Récemment un Directeur de la communication me déclarait: « Ne me parlez plus de transformation, je ne supporte plus ce mot! Tout le monde l’a à la bouche et finalement il ne signifie plus rien ». Il poursuivit en expliquant que ce terme était devenu anxiogène, comme tous ces mots qui accompagnent cette révolution : digital, ubérisation, data, intelligence artificielle … qui à force d’être surexploités par les médias et les experts sans être expliqués finissaient par voir leur sens dilué et créer plus d’inquiétude que d’effet moteur.”

Et pourtant, la transformation existe, celle des entreprises qui ont plus ou moins tôt intégré le fait que les clients ont pris le pouvoir et que cela transforme profondément leur manière d’opérer. Sans cette transformation, elles risquent fort de perdre le contact, la relation et finalement tout ce qui fait le business de la nouvelle économie.

Cette prise de conscience s’est exprimée le 15 octobre 2000, dans un discours prophétique d’A.G. Lafley, président de Procter & Gamble Co « The Consumer is Boss » ! Dans sa présentation, il a mis l’accent sur trois points :

On s’éloigne du modèle actuel de marketing de masse, on s’éloigne du push.
Les consommateurs ont pris le pouvoir et vont devenir de plus en plus exigeants.
Les consommateurs veulent être en conversation avec les marques, dialoguer, participer, contrôler.
Visionnaire !

Les publics ont pris le pouvoir

Si on remonte un peu le temps, dans les années 70, le business d’une entreprise consistait à  » trouver des clients pour ses produits”. Essence même du marketing, le principal levier en était la visibilité soutenue : être “vu, aimé choisi”.

Depuis que les publics ont pris le pouvoir par leurs conversations dès 2000 avec internet et l’interactivité, puis par leurs usages à partir de 2008 l’avènement des applications, la donne a totalement changé. Les chiffres parlent d’eux-mêmes : dès 2009, on atteint le milliard de téléchargements d’applications. En 2016 on passe la barre des 100 milliards de téléchargements.

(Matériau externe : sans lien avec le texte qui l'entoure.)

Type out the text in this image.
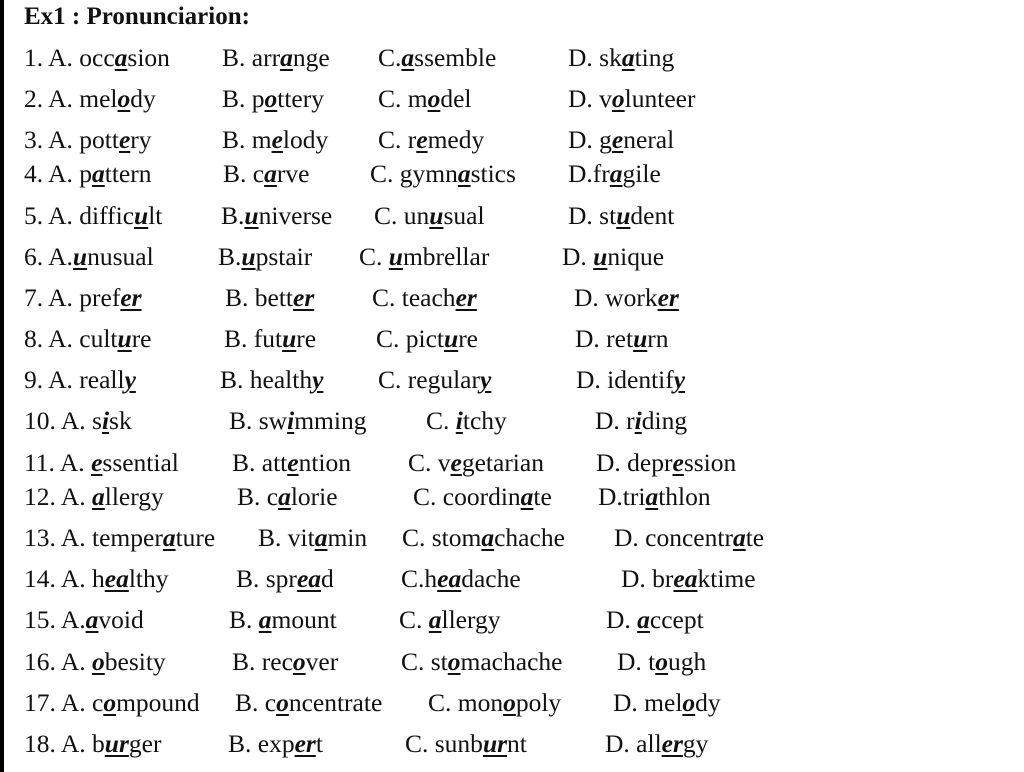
Ex1 : Pronunciarion:
1. A. occasion B. arrange C.assemble	D. skating
2. A. melody	B. pottery C. model	D. volunteer
3. A. pottery	B. melody C. remedy	D. general
4. A. pattern	B. carve C. gymnastics D.fragile
5. A. difficult B.universe C. unusual	D. student
6. A.unusual	B.upstair C. umbrellar	D. unique
7. A. prefer	B. better C. teacher	D. worker
8. A. culture	B. future C. picture	D. return
9. A. really	B. healthy C. regulary	D. identify
10. A. sisk	B. swimming C. itchy	D. riding
11. A. essential B. attention C. vegetarian D. depression
12. A. allergy	B. calorie	C. coordinate D.triathlon
13. A. temperature B. vitamin C. stomachache D. concentrate
14. A. healthy	B. spread	C.headache	D. breaktime
15. A.avoid	B. amount C. allergy	D. accept
16. A. obesity	B. recover C. stomachache D. tough
17. A. compound B. concentrate C. monopoly D. melody
18. A. burger	B. expert	C. sunburnt	D. allergy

Dans le contexte actuel, les clients ont la main et les outils permettant de tout chercher. Nous sommes passés du « Vu, aimé, choisi » pour le marketing des années 80 à “être trouvé, être partagé et rester en contact ». Par ailleurs, les clients ne résonnent plus en fonction du produit, mais à travers l’utilisation et l’expérience vécue avec ces usages (UX). Leur pouvoir repose maintenant sur leur fidélité à la marque qui génère l’expérience que l’on souhaite renouveler, car elle est simple, « sans couture » et agréable. Une fidélité qui se gagne essentiellement par la capacité de ces usages à répondre en continu aux exigences croissantes des utilisateurs en terme d’expérience plus que d’usage d’ailleurs. (Nous avons en moyenne 25 apps sur nos smartphones et nous passons 80% de notre temps sur 5 – nous sommes sortis de l’hystérie des nouveaux usages pour entrer dans une maturité concentrée sur l’expérience vécue avec nos usages essentiels. Les start-ups l’ont parfaitement compris. Leurs apps traitent les irritants et les points de douleurs de tous les usages les plus simples : quel est le titre du morceau de musique que j’entends ? Shazam. Comment choisir un hôtel ? Booking. Comment me déplacer à moindre coût ? Blablacar. etc.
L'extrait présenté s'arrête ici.